N-Isopropylacrylamide-based composite hydrogels containing carbon nanotubes: synthesis by two-step photopolymerization and characterization

Biocompatible and conductive polymer hydrogels are the subject of intensive research in the bioengineering field because of their use in bioelectronic devices and for the fabrication of electro-responsive tissues and drug delivery systems. In this study, we report the synthesis of conductive nanocomposite hydrogels consisting of a poly(N-isopropylacrylamide) (pNIPAM) matrix embedding carboxyl-functionalized multi-walled carbon nanotubes (MWCNTCOOH) using a novel two-step photopolymerization method.
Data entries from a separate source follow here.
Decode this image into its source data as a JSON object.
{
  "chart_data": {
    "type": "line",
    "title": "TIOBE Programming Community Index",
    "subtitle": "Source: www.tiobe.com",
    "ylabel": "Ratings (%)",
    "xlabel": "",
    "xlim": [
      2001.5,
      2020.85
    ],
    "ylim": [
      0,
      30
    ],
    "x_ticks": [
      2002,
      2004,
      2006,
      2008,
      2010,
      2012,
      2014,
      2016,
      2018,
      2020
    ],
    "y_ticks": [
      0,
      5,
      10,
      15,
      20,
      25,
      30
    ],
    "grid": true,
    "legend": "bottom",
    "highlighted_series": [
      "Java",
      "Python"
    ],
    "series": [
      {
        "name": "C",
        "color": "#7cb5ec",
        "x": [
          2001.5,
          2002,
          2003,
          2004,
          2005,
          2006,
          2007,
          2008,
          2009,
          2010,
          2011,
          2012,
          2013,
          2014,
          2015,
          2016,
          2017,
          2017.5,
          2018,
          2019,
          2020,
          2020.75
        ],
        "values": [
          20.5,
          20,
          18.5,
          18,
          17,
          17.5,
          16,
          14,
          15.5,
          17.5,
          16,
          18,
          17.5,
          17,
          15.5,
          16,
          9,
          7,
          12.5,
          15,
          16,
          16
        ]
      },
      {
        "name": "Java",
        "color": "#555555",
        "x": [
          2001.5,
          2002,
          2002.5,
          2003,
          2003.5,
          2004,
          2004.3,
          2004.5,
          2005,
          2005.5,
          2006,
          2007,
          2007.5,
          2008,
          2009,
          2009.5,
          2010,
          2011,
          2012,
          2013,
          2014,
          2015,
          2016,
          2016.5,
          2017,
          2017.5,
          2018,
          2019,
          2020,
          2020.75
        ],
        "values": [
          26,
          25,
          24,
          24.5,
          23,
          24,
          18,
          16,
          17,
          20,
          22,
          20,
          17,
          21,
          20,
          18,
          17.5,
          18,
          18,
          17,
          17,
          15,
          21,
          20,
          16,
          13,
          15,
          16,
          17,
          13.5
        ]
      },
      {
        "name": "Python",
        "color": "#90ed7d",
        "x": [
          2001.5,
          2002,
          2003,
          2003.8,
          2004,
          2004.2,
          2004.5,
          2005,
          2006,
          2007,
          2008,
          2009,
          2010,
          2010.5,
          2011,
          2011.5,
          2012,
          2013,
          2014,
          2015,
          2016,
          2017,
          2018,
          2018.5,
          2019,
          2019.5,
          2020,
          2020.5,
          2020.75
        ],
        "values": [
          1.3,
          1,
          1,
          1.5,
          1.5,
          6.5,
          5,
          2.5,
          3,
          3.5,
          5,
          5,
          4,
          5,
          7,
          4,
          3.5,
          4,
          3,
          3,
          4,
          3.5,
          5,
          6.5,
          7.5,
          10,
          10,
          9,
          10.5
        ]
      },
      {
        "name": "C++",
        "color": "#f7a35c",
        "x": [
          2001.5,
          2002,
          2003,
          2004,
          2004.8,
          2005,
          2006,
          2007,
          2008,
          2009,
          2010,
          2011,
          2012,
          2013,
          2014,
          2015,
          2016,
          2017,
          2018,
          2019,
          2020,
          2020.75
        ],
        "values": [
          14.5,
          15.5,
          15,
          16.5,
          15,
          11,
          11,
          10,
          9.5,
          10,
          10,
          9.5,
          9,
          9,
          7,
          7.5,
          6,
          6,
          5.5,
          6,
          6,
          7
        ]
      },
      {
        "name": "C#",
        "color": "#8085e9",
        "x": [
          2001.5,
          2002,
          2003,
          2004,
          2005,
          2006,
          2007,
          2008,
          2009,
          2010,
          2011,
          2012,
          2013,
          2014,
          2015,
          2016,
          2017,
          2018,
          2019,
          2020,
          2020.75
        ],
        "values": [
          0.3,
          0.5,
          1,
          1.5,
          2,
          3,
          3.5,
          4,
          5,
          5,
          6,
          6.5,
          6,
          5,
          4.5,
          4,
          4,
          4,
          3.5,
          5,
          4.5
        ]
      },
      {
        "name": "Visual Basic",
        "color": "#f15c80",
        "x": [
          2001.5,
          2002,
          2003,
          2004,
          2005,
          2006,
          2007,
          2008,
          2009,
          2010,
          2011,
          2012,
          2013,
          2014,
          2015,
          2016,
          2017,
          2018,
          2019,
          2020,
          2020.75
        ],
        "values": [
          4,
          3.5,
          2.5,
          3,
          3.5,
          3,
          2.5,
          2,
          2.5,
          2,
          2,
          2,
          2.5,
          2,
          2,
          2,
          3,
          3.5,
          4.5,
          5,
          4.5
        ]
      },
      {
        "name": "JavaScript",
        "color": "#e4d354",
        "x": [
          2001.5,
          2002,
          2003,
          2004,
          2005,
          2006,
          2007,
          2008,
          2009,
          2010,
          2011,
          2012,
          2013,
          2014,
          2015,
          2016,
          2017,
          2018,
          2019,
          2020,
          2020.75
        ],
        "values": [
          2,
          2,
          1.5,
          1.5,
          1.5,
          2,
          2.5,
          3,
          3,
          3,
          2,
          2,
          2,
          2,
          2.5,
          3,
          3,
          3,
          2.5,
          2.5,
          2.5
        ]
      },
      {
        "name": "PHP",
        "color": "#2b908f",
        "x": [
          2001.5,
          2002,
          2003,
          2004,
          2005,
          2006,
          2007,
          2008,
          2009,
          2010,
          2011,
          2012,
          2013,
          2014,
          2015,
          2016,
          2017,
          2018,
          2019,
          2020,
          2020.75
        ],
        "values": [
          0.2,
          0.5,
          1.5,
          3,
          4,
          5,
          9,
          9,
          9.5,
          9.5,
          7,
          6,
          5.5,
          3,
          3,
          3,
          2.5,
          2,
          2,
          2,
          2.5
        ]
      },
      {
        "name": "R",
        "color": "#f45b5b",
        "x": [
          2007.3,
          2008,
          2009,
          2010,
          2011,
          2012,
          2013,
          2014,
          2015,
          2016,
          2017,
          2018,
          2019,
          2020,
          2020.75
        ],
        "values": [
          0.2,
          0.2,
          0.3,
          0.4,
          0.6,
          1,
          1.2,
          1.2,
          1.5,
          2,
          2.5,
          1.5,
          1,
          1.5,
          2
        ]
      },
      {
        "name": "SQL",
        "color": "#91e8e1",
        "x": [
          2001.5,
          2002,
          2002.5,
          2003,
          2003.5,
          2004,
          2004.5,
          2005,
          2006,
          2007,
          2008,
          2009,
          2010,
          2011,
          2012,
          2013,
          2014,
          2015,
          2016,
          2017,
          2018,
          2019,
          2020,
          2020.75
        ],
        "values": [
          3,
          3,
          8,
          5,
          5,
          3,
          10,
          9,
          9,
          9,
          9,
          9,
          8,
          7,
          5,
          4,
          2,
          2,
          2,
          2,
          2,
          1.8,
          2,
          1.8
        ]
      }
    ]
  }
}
Functional hydrogels with controlled hydrophilicity and conductivity were prepared varying the carbon nanotube concentration in the range 0 - 3 wt. %. The thermo-responsive properties of the NIPAM-based nanocomposite hydrogels were measured by differential scanning calorimetry with both ultrapure water and PBS solution as swelling liquid. Results show that the endothermic peak associated with the temperature-dependent volume phase transition (VPT) shifts to higher temperatures upon increasing the concentration of the nanotubes, indicating that more energy is required to dissociate the hydrogen bonds of the polymer/filler network. In PBS solution, the swelling ratios and the VPT temperatures of the nanocomposite hydrogels are reduced as a result of salt-induced screening of the oppositely charged polymer/filler assembly, and the electrical resistivity decreases by a factor of 10 with respect to the water-swollen hydrogels.